Research

Statistical Modeling and Analysis of Medical Imaging Data

BrainRapid advances in medical imaging of the human brain are imposing unprecedented demands for new statistical methods that can be used to detect small differences in brain activity between normal individuals and individuals suffering from brain dysfunction. Stimulated by and in collaboration with Dr. Robert Haley of the University of Texas Southwestern Medical Center at Dallas, Professors Richard F. Gunst, William R. Schucany, and Wayne A. Woodward are leading a group of researchers in the Department of Statistical Science in the development of innovative statistical procedures that will allow more powerful comparisons of brain activity signals from structures deep within the brain than the statistical methods that are currently in use. Their work is focused on combining the notoriously weak signals from individual locations in the brain to produce stronger signals from collections of adjacent locations that lie within deep brain structures. The culmination of this work will provide physicians and medical researchers with more powerful statistical methods for detecting differences between normal and dysfunctional brain activity.

Advances to date include techniques for improved identification of locations within the brain (Carmack et al. 2004), better normalization of the unscaled brain activation signals in regional blood flow using single-photon-emission computed tomography (SPECT) imaging (Spence et al. 2006), and a comprehensive approach to incorporating spatial correlations in the analysis of brain imaging data that greatly improved the detection of brain activity differences between seriously impaired Persian Gulf War veterans and control group veterans (Spence et al. 2007). All of these efforts involved graduate students who co-authored these research articles.

Recent work has focused on the statistical design and analysis of functional Magnetic Resonance Imaging (fMRI) experiments on Persian Gulf War veterans. fMRI imaging is important because it is a noninvasive technology that indirectly measures brain activity through blood oxygen level dependence (BOLD) changes, changes in the magnetic properties of blood flow. This work is critical to the success of the new studies because the statistical analysis methods currently available and in widespread use are relatively new, not yet sufficiently grounded in statistical theory, and often are not powerful enough to identify the types of subtle differences in brain structure and function considered likely to explain the brain illnesses that affect many Gulf War veterans. A number of research activities are currently underway to develop innovative statistical methods both for the design of fMRI experiments and for the analysis of fMRI data, which include hundreds of brain scans on each individual.

Average Residuals from a Quadratic Drift Fit

Investigations of the statistical properties of designs proposed for upcoming fMRI experiments involving Gulf War veterans has led to recommendations for changes in some of the standard protocols for such experiments. Novel applications of wavelets analysis of temporal signals are begin applied to spatiotemporal analysis of fMRI brain imaging data with the intent to produce even more powerful statistical methods for detecting differences in brain activation. Applications of this work have the potential to be used in the detection of brain activation differences in many types of illnesses that result in deep-brain impairment.

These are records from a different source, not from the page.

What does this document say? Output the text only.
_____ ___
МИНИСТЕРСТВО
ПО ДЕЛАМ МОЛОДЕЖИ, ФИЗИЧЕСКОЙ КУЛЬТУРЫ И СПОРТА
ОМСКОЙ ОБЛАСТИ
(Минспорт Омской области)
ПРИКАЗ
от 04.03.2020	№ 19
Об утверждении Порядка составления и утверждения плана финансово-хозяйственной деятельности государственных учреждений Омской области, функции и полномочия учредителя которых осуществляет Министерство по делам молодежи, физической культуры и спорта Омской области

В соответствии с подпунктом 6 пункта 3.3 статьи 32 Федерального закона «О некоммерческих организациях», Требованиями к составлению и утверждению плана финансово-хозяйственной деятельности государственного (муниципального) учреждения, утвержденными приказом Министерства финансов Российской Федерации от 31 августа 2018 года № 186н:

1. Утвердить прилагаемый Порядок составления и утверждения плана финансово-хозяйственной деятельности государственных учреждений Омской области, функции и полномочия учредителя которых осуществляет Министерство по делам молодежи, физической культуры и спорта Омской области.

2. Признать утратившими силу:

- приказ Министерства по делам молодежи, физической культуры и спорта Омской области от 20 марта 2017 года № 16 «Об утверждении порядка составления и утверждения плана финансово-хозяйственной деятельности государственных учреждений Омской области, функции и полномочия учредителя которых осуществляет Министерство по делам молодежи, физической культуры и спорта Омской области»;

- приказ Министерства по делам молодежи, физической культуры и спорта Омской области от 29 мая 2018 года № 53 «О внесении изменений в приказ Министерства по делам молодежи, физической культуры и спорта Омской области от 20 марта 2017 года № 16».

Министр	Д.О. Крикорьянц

Carmack, P.S., Spence, J.S., Gunst, R.F., Schucany, W.R., Woodward, W.A, and Haley, R.W. "Improved Agreement Between Talairach and MNI Coordinate Spaces in Deep Brain Regions," NeuroImage, 22 (2004), 367-371.

Spence, J.S., Carmack, P.S., Gunst, R.F., Schucany, W.R., Woodward, W.A, and Haley, R.W. "Using a White Matter Reference to Remove the Dependency of Global Signal on Experimental Conditions in SPECT Analyses," NeuroImage, 32 (2006), 49-53.

Spence, J.S., Carmack, P.S., Gunst, R.F., Schucany, W.R., Woodward, W.A, and Haley, R.W. "Accounting for Spatial Dependence in the Analysis of SPECT Brain Imaging Data", Journal of the American Statistical Association, 102 (2007), 464-473.